To go back to vscode-cmake-tools and it's CMake integration. Looking at the options with either Kits or Presets (or bleh, use a console...). Presets are for sure the cleanest and best approach for collaboration. I'm coming from QT-Creator where I didn't really have a problem setting up custom compilers (which were initialized using source scripts). For vscode there was a lot of fiddling and investigating to find a possible solution and most work I've done is to circumvent problems with the presets. For instance, presets are parsed differently than CMake. One that is validated by vscode-cmake-tools is not validated by cmake and the other way around (until restart of vscode). For instance cmake forbids inheriting presets defined in CMakePresets.json from another included cmake-file, in vscode-cmake-tools this was allowed and worked fine! And then fiddling with include order to actually make preset merging work as intended although no conflicts in variable names existed. In the end, I have something that works but I wouldn't trust merging preset environments.

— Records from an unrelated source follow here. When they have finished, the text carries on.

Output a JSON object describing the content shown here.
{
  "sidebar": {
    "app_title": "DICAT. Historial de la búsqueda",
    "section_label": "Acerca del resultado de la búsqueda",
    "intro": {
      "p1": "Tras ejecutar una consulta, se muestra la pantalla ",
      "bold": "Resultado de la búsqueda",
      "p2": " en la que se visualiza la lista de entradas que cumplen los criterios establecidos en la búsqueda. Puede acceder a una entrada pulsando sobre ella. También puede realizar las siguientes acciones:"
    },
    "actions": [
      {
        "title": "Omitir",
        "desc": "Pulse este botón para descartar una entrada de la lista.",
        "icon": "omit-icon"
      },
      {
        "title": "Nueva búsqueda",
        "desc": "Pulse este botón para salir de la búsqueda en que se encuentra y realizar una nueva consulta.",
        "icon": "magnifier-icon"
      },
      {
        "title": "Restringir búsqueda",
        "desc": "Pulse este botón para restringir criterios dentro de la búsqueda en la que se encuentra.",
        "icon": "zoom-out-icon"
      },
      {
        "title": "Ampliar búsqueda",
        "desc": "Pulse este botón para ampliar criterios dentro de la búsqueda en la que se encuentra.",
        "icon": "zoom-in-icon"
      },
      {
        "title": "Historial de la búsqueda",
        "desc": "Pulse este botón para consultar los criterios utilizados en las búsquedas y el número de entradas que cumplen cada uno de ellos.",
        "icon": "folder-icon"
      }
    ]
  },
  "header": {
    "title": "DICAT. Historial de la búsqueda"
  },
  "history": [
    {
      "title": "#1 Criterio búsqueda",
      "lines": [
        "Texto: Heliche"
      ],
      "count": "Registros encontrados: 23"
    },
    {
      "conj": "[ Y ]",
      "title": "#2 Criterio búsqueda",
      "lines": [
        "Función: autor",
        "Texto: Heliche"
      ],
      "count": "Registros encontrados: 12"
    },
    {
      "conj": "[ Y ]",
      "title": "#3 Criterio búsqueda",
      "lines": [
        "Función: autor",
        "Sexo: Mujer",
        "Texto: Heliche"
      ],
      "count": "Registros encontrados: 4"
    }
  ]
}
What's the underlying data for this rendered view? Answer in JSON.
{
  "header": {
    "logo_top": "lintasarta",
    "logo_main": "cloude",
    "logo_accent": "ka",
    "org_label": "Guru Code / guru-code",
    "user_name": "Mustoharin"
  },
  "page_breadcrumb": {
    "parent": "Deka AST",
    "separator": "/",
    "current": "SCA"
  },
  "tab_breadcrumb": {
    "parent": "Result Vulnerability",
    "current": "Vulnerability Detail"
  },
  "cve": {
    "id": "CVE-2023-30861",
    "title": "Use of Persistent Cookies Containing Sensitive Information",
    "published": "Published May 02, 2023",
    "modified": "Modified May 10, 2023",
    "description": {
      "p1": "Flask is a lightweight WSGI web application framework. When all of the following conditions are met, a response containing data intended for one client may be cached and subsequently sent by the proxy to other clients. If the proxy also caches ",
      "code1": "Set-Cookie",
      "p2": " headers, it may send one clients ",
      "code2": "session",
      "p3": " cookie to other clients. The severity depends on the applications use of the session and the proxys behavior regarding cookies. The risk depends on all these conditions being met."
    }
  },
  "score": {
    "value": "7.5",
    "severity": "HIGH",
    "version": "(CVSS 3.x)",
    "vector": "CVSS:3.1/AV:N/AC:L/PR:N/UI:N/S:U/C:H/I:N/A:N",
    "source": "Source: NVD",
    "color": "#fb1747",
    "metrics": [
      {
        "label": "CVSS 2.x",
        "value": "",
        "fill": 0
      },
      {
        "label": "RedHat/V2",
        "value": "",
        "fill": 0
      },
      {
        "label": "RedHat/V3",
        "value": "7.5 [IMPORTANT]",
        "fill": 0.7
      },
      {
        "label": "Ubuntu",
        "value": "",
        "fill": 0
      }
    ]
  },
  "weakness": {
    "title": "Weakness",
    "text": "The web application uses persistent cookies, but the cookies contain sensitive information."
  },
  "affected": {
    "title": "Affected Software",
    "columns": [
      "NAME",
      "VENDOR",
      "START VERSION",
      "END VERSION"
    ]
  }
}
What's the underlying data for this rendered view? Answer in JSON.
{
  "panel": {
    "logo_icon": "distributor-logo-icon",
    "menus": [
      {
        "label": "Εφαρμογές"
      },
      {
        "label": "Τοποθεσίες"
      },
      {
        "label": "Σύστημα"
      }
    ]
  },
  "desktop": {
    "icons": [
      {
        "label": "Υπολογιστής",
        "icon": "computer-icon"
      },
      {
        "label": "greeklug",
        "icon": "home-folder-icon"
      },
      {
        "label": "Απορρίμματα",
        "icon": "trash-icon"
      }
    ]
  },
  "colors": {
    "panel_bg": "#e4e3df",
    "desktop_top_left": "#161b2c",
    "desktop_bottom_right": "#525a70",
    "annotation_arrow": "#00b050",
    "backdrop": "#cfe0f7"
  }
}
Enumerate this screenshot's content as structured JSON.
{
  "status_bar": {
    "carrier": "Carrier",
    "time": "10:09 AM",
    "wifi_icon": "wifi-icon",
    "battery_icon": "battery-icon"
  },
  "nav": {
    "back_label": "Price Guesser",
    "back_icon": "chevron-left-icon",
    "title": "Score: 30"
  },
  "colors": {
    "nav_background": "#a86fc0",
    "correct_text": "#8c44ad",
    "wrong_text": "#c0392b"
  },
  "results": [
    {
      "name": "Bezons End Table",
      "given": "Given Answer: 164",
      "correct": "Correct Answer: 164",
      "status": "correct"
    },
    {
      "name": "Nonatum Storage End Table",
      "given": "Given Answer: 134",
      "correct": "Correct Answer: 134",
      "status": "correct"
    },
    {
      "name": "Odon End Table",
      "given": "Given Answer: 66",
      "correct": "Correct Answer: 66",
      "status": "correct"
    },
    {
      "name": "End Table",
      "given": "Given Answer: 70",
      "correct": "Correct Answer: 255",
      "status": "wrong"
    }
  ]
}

Regarding PATH-like variables. A cleaner approach would be to tell which variables should be considered with append or prepend. For example:
{
{
"name": "some-tool",
"hidden": true,
"environmentPrependPath": {
"PATH": "mypath${pathListSep}mypath2"
"INC": "myinc"
}
}
}
Similarly this could be implemented for cacheVariables. Both cases deal with instances of knowing the separator. This avoids also ${pathListSep}$penv{PATH} which may evaluated to a dangling separator ':' which may be troublesome for whatever tool not dealing with it. I would also expect it to prepend the variables regardless of how the inheritance chain looks like... But again. This would fall upon KitWare.